PHASE 1

"Sunflower" — Tiffany Le P.1 & Bianca Villaruel P.2

PHASE 2

Phase2 graph - "Sunflower" by Tiffany Le P1 & Bianca Villaruel P2

(NO CHANGES WERE MADE)

My partner and I designed our project to depict a "sunflower", in which each polar graph plays an essential part to the overall design. In our sunflower, there are 4 different polar graphs; graph #1 (r=1) is a circle which represents the bud of the sunflower. Graph #2 (r=2) is a slightly bigger circle that represents the outermost bud. Graph #3 (r=7sin5θ) is a rose which represents the petals of the sunflower that bloom out. And graph #4 (r^2=64sin2θ) is a lemniscate that represents the two leaves sprouting out underneath the petals of the sunflower. Each polar graph contributes to the overall design of the sunflower.

Graph #1- The inner circular bud of the sunflower (black colored)
Graph #2 - The outer circular bud of the sunflower (brown colored)
Graph #3 - The 5 petals of the sunflower (yellow colored)
Graph #4 - The 2 leaves supporting the sunflower (green colored)

PHASE 4 (SELF-REFLECTION)

Desmos graphs and equations for "Sunflower" by Tiffany Le P1 & Bianca Villaruel

We experimented mathematically when we began by creating a mesh of polar graphs that depicted a sunflower-like design. We first started off by adding in a rose graph and experimented with it by switching around the values of the rose graph to give it enough petals and length to look like a actual flower. Furthermore, to add on to the complexity of the flower we added lemniscate graphs and played around with the equations so we would come up with two leaf petals that compliment the overall design of the sunflower. Through trial and error, my partner and I designed a sunflower with four functional polar graphs.
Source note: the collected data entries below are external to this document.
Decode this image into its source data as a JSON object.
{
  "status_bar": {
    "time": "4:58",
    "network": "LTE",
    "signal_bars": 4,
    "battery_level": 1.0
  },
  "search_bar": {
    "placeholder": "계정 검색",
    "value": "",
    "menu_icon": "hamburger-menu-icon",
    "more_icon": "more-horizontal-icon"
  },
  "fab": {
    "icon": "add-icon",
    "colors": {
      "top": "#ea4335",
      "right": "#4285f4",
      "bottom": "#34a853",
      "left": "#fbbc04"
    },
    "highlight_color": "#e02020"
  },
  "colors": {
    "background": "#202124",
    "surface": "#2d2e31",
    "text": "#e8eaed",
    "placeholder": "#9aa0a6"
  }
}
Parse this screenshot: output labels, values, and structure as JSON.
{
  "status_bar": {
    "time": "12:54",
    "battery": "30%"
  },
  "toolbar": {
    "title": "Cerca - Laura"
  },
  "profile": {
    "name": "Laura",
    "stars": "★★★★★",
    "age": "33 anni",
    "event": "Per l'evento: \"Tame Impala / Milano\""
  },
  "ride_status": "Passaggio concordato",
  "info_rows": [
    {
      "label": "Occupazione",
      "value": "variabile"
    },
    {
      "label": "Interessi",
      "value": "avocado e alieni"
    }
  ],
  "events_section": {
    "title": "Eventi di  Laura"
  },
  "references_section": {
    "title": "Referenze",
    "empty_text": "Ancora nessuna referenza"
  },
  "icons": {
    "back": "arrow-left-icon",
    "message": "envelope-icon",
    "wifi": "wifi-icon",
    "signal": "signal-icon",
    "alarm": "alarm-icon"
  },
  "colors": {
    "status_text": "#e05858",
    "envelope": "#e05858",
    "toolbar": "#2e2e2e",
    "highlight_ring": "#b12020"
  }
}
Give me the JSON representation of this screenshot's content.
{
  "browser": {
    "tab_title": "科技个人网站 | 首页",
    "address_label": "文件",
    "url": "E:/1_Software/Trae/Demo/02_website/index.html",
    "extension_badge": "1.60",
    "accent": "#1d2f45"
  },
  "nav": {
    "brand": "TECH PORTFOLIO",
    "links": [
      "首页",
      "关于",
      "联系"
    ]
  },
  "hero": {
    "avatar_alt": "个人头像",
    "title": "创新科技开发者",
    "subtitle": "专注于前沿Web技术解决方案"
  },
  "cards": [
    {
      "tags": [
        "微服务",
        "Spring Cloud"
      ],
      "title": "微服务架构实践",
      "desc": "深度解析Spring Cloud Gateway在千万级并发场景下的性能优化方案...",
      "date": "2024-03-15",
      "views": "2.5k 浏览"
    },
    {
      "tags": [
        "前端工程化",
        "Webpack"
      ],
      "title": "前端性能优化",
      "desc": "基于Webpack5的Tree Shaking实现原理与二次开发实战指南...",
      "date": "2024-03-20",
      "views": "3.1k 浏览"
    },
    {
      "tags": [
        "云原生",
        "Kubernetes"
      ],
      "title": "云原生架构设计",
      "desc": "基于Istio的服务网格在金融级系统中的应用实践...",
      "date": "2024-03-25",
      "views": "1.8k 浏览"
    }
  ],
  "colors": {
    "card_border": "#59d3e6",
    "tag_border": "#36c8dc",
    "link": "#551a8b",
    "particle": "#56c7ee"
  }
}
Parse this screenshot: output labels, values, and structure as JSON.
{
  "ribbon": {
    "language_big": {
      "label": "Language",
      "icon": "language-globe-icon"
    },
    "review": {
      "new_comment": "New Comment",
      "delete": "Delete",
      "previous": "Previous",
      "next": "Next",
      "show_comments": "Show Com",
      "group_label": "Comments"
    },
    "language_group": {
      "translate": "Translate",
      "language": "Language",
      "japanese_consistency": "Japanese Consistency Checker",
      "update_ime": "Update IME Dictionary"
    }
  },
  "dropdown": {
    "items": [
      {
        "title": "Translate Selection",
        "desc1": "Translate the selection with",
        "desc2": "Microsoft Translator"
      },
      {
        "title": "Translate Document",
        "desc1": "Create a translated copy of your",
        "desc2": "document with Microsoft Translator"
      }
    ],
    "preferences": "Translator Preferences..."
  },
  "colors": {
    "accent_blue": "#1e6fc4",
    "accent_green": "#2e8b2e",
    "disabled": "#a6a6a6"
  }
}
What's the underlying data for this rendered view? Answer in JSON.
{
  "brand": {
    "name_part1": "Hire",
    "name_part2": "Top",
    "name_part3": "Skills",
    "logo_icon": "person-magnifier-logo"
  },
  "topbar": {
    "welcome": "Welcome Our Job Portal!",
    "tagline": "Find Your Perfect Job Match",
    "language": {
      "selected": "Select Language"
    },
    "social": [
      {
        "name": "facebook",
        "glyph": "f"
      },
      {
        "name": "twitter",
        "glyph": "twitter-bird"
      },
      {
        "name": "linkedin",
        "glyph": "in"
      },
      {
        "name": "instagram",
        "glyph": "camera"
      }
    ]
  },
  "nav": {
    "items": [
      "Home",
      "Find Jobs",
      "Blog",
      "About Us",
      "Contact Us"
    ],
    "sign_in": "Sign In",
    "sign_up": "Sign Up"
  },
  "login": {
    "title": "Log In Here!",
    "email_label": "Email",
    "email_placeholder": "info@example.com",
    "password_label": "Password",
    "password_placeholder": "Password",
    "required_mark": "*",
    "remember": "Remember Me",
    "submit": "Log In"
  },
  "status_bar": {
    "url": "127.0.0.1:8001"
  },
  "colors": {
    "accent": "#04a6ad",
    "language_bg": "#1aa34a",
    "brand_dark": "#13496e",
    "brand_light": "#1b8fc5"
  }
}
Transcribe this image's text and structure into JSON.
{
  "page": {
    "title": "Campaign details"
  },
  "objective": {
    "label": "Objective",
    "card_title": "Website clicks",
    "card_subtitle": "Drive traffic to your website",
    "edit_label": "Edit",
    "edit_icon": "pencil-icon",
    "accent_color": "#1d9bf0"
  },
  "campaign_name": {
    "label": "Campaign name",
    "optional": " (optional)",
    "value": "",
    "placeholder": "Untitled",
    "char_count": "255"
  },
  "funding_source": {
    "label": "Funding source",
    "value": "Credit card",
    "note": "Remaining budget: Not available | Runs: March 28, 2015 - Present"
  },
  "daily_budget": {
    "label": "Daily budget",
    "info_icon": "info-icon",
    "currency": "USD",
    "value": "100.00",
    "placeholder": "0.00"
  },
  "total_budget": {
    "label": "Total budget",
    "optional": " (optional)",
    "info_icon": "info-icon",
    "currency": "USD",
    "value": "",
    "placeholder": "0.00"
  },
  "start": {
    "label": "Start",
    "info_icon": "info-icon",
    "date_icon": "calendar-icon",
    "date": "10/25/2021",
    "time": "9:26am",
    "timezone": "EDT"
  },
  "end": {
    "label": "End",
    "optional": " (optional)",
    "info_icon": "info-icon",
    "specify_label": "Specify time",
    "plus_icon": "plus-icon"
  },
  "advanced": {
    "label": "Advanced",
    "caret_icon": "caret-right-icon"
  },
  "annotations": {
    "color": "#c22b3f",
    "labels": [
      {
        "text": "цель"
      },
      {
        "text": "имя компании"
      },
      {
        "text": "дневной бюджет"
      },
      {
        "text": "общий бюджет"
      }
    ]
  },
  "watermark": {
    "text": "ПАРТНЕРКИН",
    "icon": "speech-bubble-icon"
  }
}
While we were completing each step of the assignment, my partner and I learned many things. Mainly, we learned how to graph and find the equations of lemniscates, roses and circles. We also became familiar with the different aspects of each graph such as the symmetry of pole, polar axis and theta. Thanks to this project, my partner and I are now able to successfully graph polar equations and are capable of creating graphs through almost any equation. Lastly, we learned how to operate the functions of the desmos calculator where we are now able to navigate through the website easily and use this new gadget for future mathematical projects.

This project was interesting and helpful concerning the significance of graphs, regardless of how tedious it might have been. Completing this polar project was truly a insightful learning experience for we have learned many mathematical techniques that would help us in understanding the fundamental methods of graphing polar equations in pre-calculus. Now, my partner and I can proudly recommend this project to pre-calculus students who should take time to learn the crucial graphing skill they can use for their own benefits.